L'hiver a raison de tout.
La cote cuirassée a été revêtue de la main des jours simples, l'homme n'affiche chez lui cet après midi là aucunes fioritures, pas même un sourire. Il a laissé la jeune femme gagner le Béarn , après avoir lentement desserré son joug sur son enfermement. Isaure, loin du cloître marital et la peau résorbée de tous les bleus qui avaient entachés la dernière nuit de raison qu'avait connue Judas, s'en était allée chez sa cousine, avec leur fils. Las de l'entendre geindre la nuit et d'observer ses attitudes doucereuses et docilement opaques la journée, il lui avait accordé le droit d'aller séjourner sur ses terres quelques temps. Le temps qu'il lui plairait, d'ailleurs, tacitement. L'idée qu'elle déserte n'allait pas en lui déplaisant, tant qu'il se tenait pour décisionnaire de tout, jusqu'à sa fuite. L'hiver était morne dans les maisons des seigneurs, seule la chasse pouvait distraire. Et encore. Le gel avait anesthésié les bois, et son envie de sortir. Le Von Frayner tourna la tête vers le muet.
Tu me montreras l'expression de son visage... Si elle a sourit, ou si elle a demandé quelque chose. Tu me raconteras.
Le jeune messager avait acquiescé , comme s'il avait les mots pour tout rapporter aussi fidèlement que ses yeux observaient. Dans les bras du muet, une robe soigneusement emballée dans un linge. Une tiare aux pierres opalescentes dans une bourse de tissus. Le visage sembla esquisser l'ombre d'un sourire, sans que les traits ne se froissent vraiment. La main passa de sa joue à l'avant bras du jeune homme, ferme.
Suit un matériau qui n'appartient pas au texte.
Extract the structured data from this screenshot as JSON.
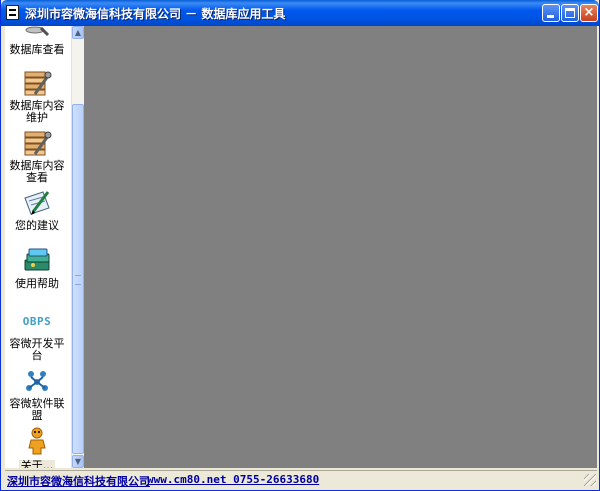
{
  "window": {
    "title": "深圳市容微海信科技有限公司 － 数据库应用工具",
    "controls": {
      "minimize_icon": "minimize-icon",
      "maximize_icon": "maximize-icon",
      "close_icon": "close-icon",
      "close_glyph": "×"
    },
    "title_color": "#0054e3"
  },
  "sidebar": {
    "items": [
      {
        "label": "数据库查看",
        "icon": "database-magnifier-icon"
      },
      {
        "label": "数据库内容\n维护",
        "icon": "database-wrench-icon"
      },
      {
        "label": "数据库内容\n查看",
        "icon": "database-wrench-view-icon"
      },
      {
        "label": "您的建议",
        "icon": "pen-paper-icon"
      },
      {
        "label": "使用帮助",
        "icon": "help-book-icon"
      },
      {
        "label": "容微开发平\n台",
        "icon": "obps-icon",
        "icon_text": "OBPS"
      },
      {
        "label": "容微软件联\n盟",
        "icon": "people-network-icon"
      },
      {
        "label": "关于...",
        "icon": "about-person-icon"
      }
    ],
    "scroll": {
      "up_glyph": "▲",
      "down_glyph": "▼",
      "position": 0.85
    }
  },
  "main": {
    "background": "#808080"
  },
  "statusbar": {
    "company": "深圳市容微海信科技有限公司",
    "contact": "www.cm80.net 0755-26633680",
    "link_color": "#0000a0"
  }
}
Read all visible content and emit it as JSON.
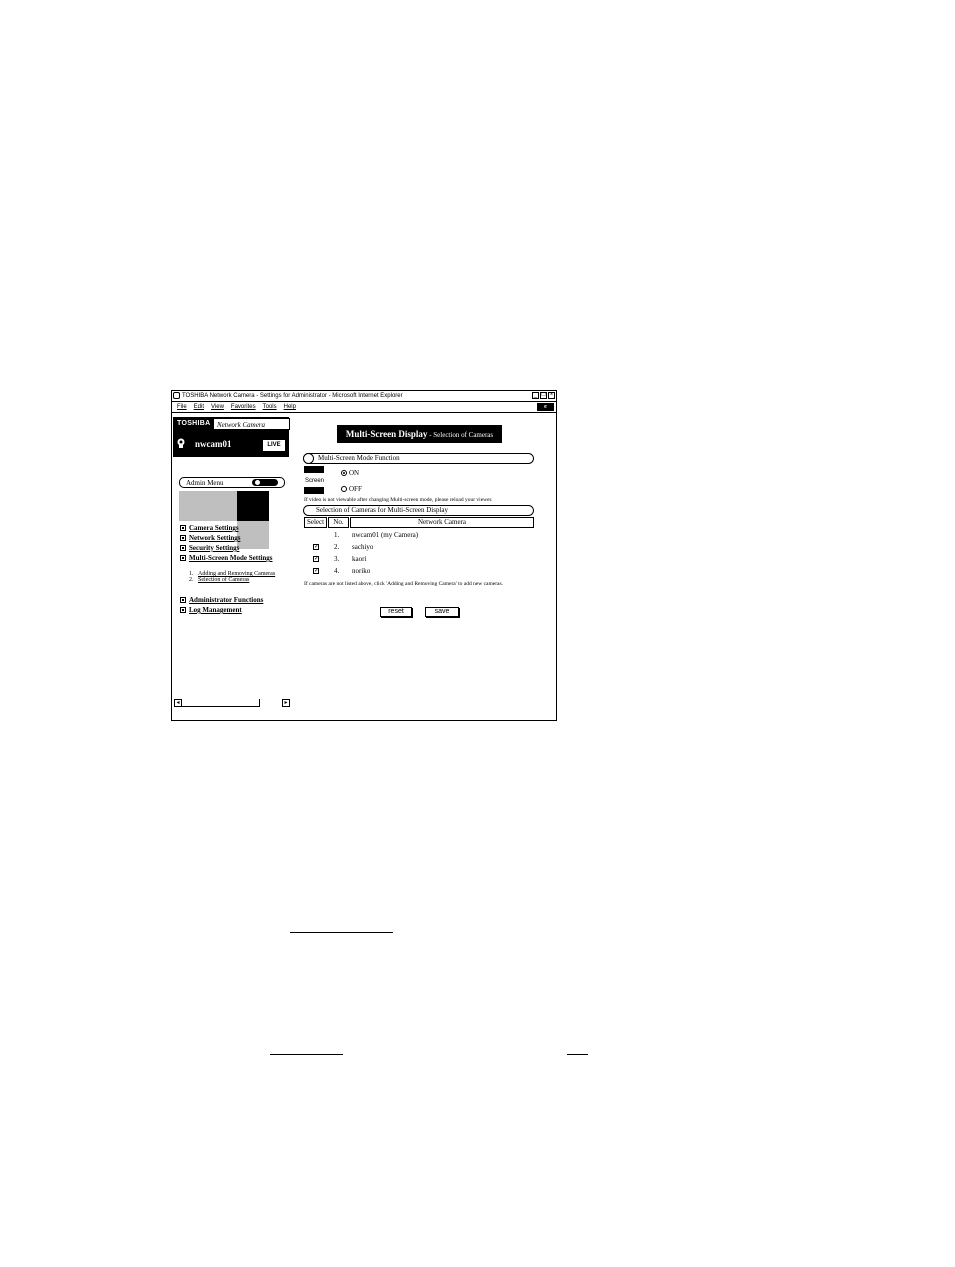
{
  "window": {
    "title": "TOSHIBA Network Camera - Settings for Administrator - Microsoft Internet Explorer",
    "menu": [
      "File",
      "Edit",
      "View",
      "Favorites",
      "Tools",
      "Help"
    ],
    "controls": {
      "minimize": "_",
      "maximize": "□",
      "close": "×"
    }
  },
  "brand": {
    "logo": "TOSHIBA",
    "product": "Network Camera",
    "camera_name": "nwcam01",
    "live_label": "LIVE"
  },
  "sidebar": {
    "admin_menu_label": "Admin Menu",
    "items_top": [
      "Camera Settings",
      "Network Settings",
      "Security Settings",
      "Multi-Screen Mode Settings"
    ],
    "sub_items": [
      {
        "num": "1.",
        "label": "Adding and Removing Cameras"
      },
      {
        "num": "2.",
        "label": "Selection of Cameras"
      }
    ],
    "items_bottom": [
      "Administrator Functions",
      "Log Management"
    ],
    "scroll_left": "◂",
    "scroll_right": "▸"
  },
  "main": {
    "title_bold": "Multi-Screen Display",
    "title_rest": " - Selection of Cameras",
    "section1": {
      "heading": "Multi-Screen Mode Function",
      "label": "Screen",
      "options": [
        {
          "label": "ON",
          "selected": true
        },
        {
          "label": "OFF",
          "selected": false
        }
      ],
      "note": "If video is not viewable after changing Multi-screen mode, please reload your viewer."
    },
    "section2": {
      "heading": "Selection of Cameras for Multi-Screen Display",
      "columns": [
        "Select",
        "No.",
        "Network Camera"
      ],
      "rows": [
        {
          "checked": false,
          "no": "1.",
          "name": "nwcam01   (my Camera)"
        },
        {
          "checked": true,
          "no": "2.",
          "name": "sachiyo"
        },
        {
          "checked": true,
          "no": "3.",
          "name": "kaori"
        },
        {
          "checked": true,
          "no": "4.",
          "name": "noriko"
        }
      ],
      "note": "If cameras are not listed above, click 'Adding and Removing Camera' to add new cameras."
    },
    "buttons": {
      "reset": "reset",
      "save": "save"
    }
  }
}
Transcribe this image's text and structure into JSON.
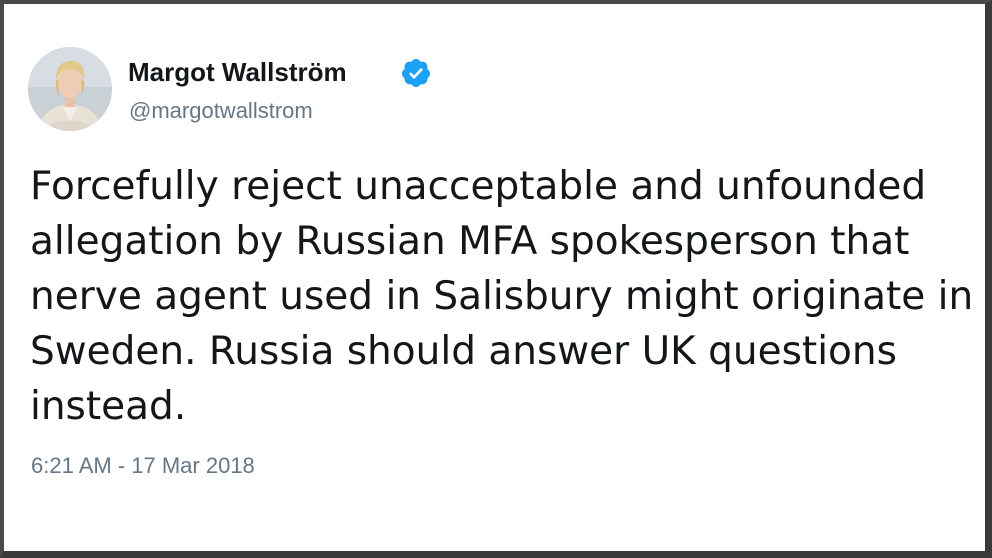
{
  "tweet": {
    "author": {
      "display_name": "Margot Wallström",
      "handle": "@margotwallstrom",
      "verified": true,
      "avatar_icon": "profile-photo"
    },
    "text": "Forcefully reject unacceptable and unfounded allegation by Russian MFA spokesperson that nerve agent used in Salisbury might originate in Sweden. Russia should answer UK questions instead.",
    "timestamp": "6:21 AM - 17 Mar 2018"
  },
  "colors": {
    "verified_badge": "#1da1f2",
    "secondary_text": "#657786",
    "primary_text": "#14171a",
    "frame_border": "#3a3a3a"
  }
}
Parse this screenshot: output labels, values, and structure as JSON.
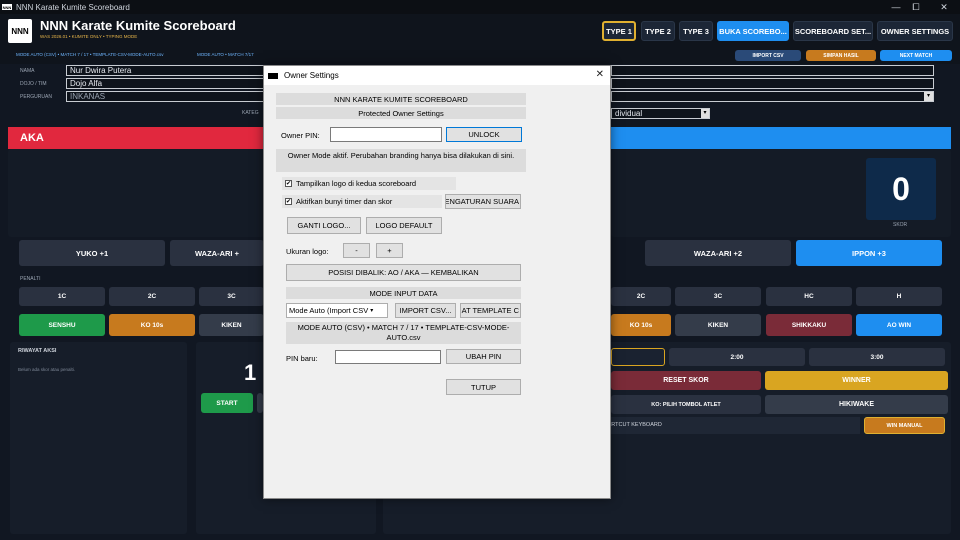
{
  "window": {
    "title": "NNN Karate Kumite Scoreboard",
    "min": "—",
    "max": "⧠",
    "close": "✕"
  },
  "app": {
    "logo": "NNN",
    "title": "NNN Karate Kumite Scoreboard",
    "subtitle": "WAS 2026.01 • KUMITE ONLY • TYPING MODE",
    "nav": [
      "TYPE 1",
      "TYPE 2",
      "TYPE 3",
      "BUKA SCOREBO...",
      "SCOREBOARD SET...",
      "OWNER SETTINGS"
    ]
  },
  "infobar": {
    "left": "MODE AUTO (CSV) • MATCH 7 / 17 • TEMPLATE-CSV-MODE-AUTO.csv",
    "middle": "MODE AUTO • MATCH 7/17",
    "import": "IMPORT CSV",
    "save": "SIMPAN HASIL",
    "next": "NEXT MATCH"
  },
  "form": {
    "nama_label": "NAMA",
    "nama": "Nur Dwira Putera",
    "dojo_label": "DOJO / TIM",
    "dojo": "Dojo Alfa",
    "perguruan_label": "PERGURUAN",
    "perguruan": "INKANAS",
    "kategori_label": "KATEG",
    "kategori": "dividual"
  },
  "aka": {
    "label": "AKA",
    "yuko": "YUKO +1",
    "waza": "WAZA-ARI +",
    "penalti_label": "PENALTI",
    "penalties": [
      "1C",
      "2C",
      "3C"
    ],
    "senshu": "SENSHU",
    "ko": "KO 10s",
    "kiken": "KIKEN"
  },
  "ao": {
    "score": "0",
    "score_label": "SKOR",
    "waza": "WAZA-ARI +2",
    "ippon": "IPPON +3",
    "penalties": [
      "2C",
      "3C",
      "HC",
      "H"
    ],
    "ko": "KO 10s",
    "kiken": "KIKEN",
    "shikkaku": "SHIKKAKU",
    "aowin": "AO WIN"
  },
  "riwayat": {
    "title": "RIWAYAT AKSI",
    "empty": "Belum ada skor atau penalti."
  },
  "timer": {
    "digit": "1",
    "start": "START"
  },
  "controls": {
    "t2": "2:00",
    "t3": "3:00",
    "reset": "RESET SKOR",
    "winner": "WINNER",
    "ko_hint": "KO: PILIH TOMBOL ATLET",
    "hikiwake": "HIKIWAKE",
    "shortcut": "ORTCUT KEYBOARD",
    "winmanual": "WIN MANUAL"
  },
  "colors": {
    "aka": "#e1283e",
    "ao": "#1e8ef0",
    "gold": "#d9a521",
    "orange": "#c77a1e",
    "green": "#1e9a4a"
  },
  "dialog": {
    "title": "Owner Settings",
    "header": "NNN KARATE KUMITE SCOREBOARD",
    "subheader": "Protected Owner Settings",
    "pin_label": "Owner PIN:",
    "unlock": "UNLOCK",
    "notice": "Owner Mode aktif. Perubahan branding hanya bisa dilakukan di sini.",
    "chk_logo": "Tampilkan logo di kedua scoreboard",
    "chk_sound": "Aktifkan bunyi timer dan skor",
    "sound_btn": "ENGATURAN SUARA",
    "ganti_logo": "GANTI LOGO...",
    "logo_default": "LOGO DEFAULT",
    "ukuran_label": "Ukuran logo:",
    "minus": "-",
    "plus": "+",
    "posisi": "POSISI DIBALIK: AO / AKA — KEMBALIKAN",
    "mode_header": "MODE INPUT DATA",
    "mode_select": "Mode Auto (Import CSV",
    "import_csv": "IMPORT CSV...",
    "template_btn": "AT TEMPLATE C",
    "mode_status": "MODE AUTO (CSV) • MATCH 7 / 17 • TEMPLATE-CSV-MODE-AUTO.csv",
    "pin_baru_label": "PIN baru:",
    "ubah_pin": "UBAH PIN",
    "tutup": "TUTUP"
  }
}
Fais attention à ne pas la laisser à la vue de tous, on t'attaquerai pour ça.
Le regard se courba, cherchant l'approbation du muet qui ne tarda pas à se manifester vivement, menton agité. Il avait conscience sans doute de la valeur de son chargement. Judas avait fait venir de Paris des atours tels qu'ils les aimait, fastes et lourds, pour apaiser sa conscience et un besoin de plus en plus pressant. Isaure était loin, Roide était si proche. Là, à portée de main. Quelque part non loin de la ville, il la savait prendre les même chemins que lui. Il lâcha le jeune qui s'en alla d'un pas précautionneux. L'Anaon , il la connaissait bien. Des mois qu'il était le seul homme à lui porter des messages du seigneur... Messages qui n'avaient pas commencé des plus tendrement mais... Ce qu'il tenait entre les mains ce jour semblait être autre chose qu'un signe de reproches. L'hiver était Elle. Et depuis qu'il l'avait vue en robe au bal de Noel, il n'arrivait pas à lever cette obsédante image d'une cambrure lacée et d'un buste de dentelles de son esprit. Faute d'oser lui faire l'affront d'une invitation pendant que l'épouse était en voyage, il s'était résigné à la languir. Maitresse malgré elle et malgré tout.
L'hiver a raison c'est tout.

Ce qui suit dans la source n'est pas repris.